Foto kelima, Rachel masih berada di tempat yang sama. Posenya juga masih sama seperti foto keempat. Bedanya di foto ini ada Seung-Hun dan Ji-Yeon di sampingnya. Laki-laki itu menoleh menatapnya. Ji-Yeon juga sama. Tetapi Ji-Yeon lebih mencondongkan tubuhnya. Mungkin karena jaraknya paling jauh dengan Rachel.
Foto keenam memperlihatkan Rachel, Seung-Hun dan Ji-Yeon tersenyum menatap kamera. Rachel menepuk pipinya dengan kedua tangan. Foto yang satu ini –entah kenapa- membuatnya merasa sangat gembira.
Foto ketujuh. Terlihat Rachel dan Seung-Hun sedang duduk di kursi.

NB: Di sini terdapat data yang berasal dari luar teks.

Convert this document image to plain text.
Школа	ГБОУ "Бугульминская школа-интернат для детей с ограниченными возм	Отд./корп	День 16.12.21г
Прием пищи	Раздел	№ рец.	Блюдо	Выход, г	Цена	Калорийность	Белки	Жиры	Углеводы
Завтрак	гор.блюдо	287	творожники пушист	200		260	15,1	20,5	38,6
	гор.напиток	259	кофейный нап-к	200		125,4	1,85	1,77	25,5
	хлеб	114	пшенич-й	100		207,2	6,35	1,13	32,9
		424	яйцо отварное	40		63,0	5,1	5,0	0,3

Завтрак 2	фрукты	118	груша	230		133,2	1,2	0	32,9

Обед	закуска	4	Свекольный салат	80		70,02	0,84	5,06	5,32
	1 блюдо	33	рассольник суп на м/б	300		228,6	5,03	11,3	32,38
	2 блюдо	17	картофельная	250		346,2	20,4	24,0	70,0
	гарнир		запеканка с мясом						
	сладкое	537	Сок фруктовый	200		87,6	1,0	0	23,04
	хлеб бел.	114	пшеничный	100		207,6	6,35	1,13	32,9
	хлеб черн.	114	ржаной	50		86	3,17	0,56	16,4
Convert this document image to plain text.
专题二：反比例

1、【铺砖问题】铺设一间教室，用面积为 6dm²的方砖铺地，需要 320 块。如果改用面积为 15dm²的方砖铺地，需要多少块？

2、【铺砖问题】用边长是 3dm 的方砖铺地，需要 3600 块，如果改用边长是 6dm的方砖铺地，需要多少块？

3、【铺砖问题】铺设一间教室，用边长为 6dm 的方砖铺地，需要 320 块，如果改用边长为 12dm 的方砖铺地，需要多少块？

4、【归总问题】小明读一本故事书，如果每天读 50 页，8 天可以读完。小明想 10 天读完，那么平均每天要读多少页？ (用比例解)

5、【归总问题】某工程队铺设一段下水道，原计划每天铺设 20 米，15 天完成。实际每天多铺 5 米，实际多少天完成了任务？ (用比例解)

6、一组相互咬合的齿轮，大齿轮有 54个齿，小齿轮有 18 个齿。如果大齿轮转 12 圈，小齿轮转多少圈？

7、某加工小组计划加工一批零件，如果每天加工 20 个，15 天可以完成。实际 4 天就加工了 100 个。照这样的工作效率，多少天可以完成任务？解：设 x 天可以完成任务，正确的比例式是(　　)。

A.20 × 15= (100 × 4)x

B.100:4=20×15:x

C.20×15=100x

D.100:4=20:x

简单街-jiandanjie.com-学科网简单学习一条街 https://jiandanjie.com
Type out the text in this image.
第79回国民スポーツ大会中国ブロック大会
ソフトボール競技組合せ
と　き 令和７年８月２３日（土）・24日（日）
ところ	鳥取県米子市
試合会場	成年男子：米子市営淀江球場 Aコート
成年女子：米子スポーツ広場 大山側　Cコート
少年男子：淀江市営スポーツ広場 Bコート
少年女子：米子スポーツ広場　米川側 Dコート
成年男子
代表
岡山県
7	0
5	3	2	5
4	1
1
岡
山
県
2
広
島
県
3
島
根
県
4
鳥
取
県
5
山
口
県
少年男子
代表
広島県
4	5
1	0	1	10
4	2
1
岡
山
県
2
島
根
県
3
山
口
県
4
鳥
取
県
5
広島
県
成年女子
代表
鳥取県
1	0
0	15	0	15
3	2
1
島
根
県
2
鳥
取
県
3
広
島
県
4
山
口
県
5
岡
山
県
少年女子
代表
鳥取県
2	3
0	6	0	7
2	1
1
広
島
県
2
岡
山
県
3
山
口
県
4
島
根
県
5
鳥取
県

Rachel sedang menunduk sambil menulis sementara Seung-Hun menatapnya sambil tersenyum. Foto kedelapan dan kesembilan memperlihatkan mereka berempat –dengan Karin yang memegang ponsel-sedang memakan odeng.
Foto kesepuluh. Astaga! Berapa banyak foto yang Karin kirim padanya?! Baiklah, foto kesepuluh di ambil ketika mereka sedang naik cable car. Saat itu ada cukup banyak pengunjung yang datang sehingga mereka agak berdesakan. Rachel terlihat tersenyum lebar sambil menarik lengan jaket Ji-Yeon. Ji-Yeon juga tersenyum lebar menatapnya. Bahkan Rachel sudah tidak ingat kejadian itu.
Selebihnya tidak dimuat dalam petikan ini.